今回紹介するのは、日本ユースホステル協会の創設者である中山正男氏の自伝。『馬喰一代』です。『美女とネズミと神々の島々』が100%の実話ですが、この『馬喰一代』には、かなりの脚色が入っています。
そういう意味では、『美女とネズミと神々の島々』と『馬喰一代』は真逆な性質をもっています。では、なぜ中山正男氏は、大きく脚色をしたのでしょうか?
時々、こんなに不幸な少年時代があるのか? と驚かされる伝記を読む事がありますが、中山正男も、そんな少年時代をおくっています。彼は、己の自伝を「馬喰一代(ばくろういちだい)」という小説にし、それが直木賞候補になったりもしましたが、内容に大きな脚色がありました。
本当は、もっと不幸でした。
しかし、彼の場合、事実を事実のままに書きますと、リアルさに欠けてしまいます。あまりにも悲惨すぎる過去は、それ自体がフィクションに思えてしまう。2ちゃんねるにアップしたら「嘘松」とか「ネタだろう?」とか「それって何て言う都市伝説?」と言われかねません。だから、真実を十倍の水で薄めて自伝を書かざるをえなかった。それでも、悲惨すぎる物語になってしまう。
事実は小説より奇なりとは、中山正男の自伝「馬喰一代」にこそ言えるかもしれません。中山正男の人生は、馬喰一代に書いてある事よりも、ずっと辛く苦しいものだった。しかし、彼は、自らの人生を笑いのネタにしました。実話であってもリアルさに欠ける話は、わざと悲惨さを水で薄めてリアルさをだし、面白おかしく話しました。
講演会でも、自分の過去について、おもしろ可笑しく語りました。二人目の母親が父親を包丁で殺そうとしたり、三人目の母親が発狂して死んだことも、四人目の母親が盲目になったことも、「おまえの母ちゃん淫売婦(売春婦)」とからかわれたことも、面白おかしく話し、その上で、オチに「いい話」を持って行っています。しかし、『馬喰一代』には、そういう事は何も書いてません。さすがに母親の数を誤魔化しはしませんが、どの母親も美しく清らかに表現し、父親に対しても愛情を込めて書き込んでいます。
そのため作品が直木賞候補となり、大映で映画されており、大評判となり皇室までも御覧になっています。
ところで、私は、最初にこの『馬喰一代』を漫画で読んでいます。
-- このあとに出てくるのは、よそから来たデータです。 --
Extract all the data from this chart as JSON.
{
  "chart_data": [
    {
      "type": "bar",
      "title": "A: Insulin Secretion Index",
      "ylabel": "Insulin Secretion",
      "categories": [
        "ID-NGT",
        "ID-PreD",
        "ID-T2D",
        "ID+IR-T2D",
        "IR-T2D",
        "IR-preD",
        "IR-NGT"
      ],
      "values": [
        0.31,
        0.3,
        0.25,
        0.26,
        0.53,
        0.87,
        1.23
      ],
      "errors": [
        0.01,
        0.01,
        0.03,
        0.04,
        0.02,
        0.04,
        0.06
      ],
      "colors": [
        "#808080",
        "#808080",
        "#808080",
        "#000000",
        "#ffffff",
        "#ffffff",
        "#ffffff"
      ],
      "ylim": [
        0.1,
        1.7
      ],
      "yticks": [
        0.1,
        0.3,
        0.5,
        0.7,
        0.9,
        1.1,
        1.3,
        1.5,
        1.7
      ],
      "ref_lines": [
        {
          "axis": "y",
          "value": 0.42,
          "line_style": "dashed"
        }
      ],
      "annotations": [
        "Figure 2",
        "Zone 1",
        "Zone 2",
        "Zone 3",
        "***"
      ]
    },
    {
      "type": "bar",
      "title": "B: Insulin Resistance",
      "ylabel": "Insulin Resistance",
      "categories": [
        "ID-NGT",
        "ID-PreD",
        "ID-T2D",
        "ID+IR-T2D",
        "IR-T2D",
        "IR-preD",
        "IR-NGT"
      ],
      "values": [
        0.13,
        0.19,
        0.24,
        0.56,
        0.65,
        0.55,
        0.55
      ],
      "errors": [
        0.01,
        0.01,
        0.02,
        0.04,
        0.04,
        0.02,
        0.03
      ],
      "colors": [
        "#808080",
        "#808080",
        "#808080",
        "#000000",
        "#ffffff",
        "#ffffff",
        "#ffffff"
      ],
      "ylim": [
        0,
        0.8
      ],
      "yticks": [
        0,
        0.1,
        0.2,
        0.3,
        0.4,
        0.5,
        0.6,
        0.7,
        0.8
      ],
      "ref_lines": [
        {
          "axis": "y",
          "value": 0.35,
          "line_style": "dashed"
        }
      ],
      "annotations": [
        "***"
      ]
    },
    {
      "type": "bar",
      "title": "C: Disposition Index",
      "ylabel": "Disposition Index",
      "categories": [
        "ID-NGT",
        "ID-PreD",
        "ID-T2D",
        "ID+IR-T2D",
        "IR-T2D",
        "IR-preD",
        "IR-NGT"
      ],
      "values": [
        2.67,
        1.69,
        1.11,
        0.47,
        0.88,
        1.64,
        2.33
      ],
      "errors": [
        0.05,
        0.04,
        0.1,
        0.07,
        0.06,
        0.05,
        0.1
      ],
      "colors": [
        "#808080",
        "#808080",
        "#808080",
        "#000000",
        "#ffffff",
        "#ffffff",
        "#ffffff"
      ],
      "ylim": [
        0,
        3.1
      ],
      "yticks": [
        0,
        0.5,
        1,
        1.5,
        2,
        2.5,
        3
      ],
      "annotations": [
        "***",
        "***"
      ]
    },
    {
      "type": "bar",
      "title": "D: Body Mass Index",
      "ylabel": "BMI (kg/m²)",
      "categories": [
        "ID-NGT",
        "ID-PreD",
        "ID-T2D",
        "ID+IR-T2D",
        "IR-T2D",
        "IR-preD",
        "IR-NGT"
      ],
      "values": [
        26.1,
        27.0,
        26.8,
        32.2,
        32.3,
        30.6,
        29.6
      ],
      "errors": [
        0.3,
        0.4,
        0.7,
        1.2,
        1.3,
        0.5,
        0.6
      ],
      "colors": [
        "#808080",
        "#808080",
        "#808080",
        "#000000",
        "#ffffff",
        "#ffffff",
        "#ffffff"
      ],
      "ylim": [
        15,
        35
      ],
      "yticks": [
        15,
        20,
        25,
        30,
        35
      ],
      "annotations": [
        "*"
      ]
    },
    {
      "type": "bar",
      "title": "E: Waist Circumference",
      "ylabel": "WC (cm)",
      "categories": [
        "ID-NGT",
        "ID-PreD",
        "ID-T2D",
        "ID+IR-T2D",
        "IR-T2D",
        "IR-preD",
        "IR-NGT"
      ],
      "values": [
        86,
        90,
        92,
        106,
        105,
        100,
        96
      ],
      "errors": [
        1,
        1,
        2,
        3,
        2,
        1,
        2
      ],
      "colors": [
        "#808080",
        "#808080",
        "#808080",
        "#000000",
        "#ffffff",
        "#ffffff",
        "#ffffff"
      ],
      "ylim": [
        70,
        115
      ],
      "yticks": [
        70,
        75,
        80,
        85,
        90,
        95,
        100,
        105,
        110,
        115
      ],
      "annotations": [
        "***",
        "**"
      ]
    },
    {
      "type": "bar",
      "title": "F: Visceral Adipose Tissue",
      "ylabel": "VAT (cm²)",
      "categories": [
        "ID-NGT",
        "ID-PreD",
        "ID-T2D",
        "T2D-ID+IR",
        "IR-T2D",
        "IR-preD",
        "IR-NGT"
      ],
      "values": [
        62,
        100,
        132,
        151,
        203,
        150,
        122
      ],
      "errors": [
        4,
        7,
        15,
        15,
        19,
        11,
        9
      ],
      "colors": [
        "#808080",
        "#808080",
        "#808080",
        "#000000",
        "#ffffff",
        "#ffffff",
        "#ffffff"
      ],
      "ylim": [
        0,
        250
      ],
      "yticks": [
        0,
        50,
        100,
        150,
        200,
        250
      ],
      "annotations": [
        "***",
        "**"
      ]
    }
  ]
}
昔、小学館が『小学5年生』という漫画学習雑誌を発行していたのですが、そこの付録に『馬喰一代』の漫画がありました。「走れユキカゼ」という漫画で江波讓二という人が絵を画いてます。
この江波讓二氏は、小学館の漫画雑誌の常連作家で、他にも、ウルトラQ・キャプテンウルトラ・ウルトラセブン・マイティジャック・シルバー仮面・猿の軍団なんかを書いていました。その頃のアシスタントたちは、京都造形芸術大学芸術学部マンガ学科の教授になったり、京都精華大学マンガ学部キャラクターデザインコース教授になったりしています。
まあ、そんなことは、どうでもいいとして、この『馬喰一代』は、小学生の学習漫画雑誌の付録になるほどの名作であったと言うことが重要なポイントです。昭和四十年代のPTAと教育委員会は、すごい堅物の集まりで、ドリフターズなんかのバラエティ番組さえも敵視していましたから、教育上良くないとされるものなんか絶対に小学生の学習漫画雑誌の付録にならなかった。つまり『馬喰一代』は、文芸大作と認識されていたということになる。だから付録になった。
もし、中山正男氏が、脚色なしに真実そのままに『馬喰一代』を書いていたら、映画化もされなかっただろうし、皇室が映画を御覧になることもなかったし、小学生の学習漫画雑誌の付録になることもなかったかもしれません。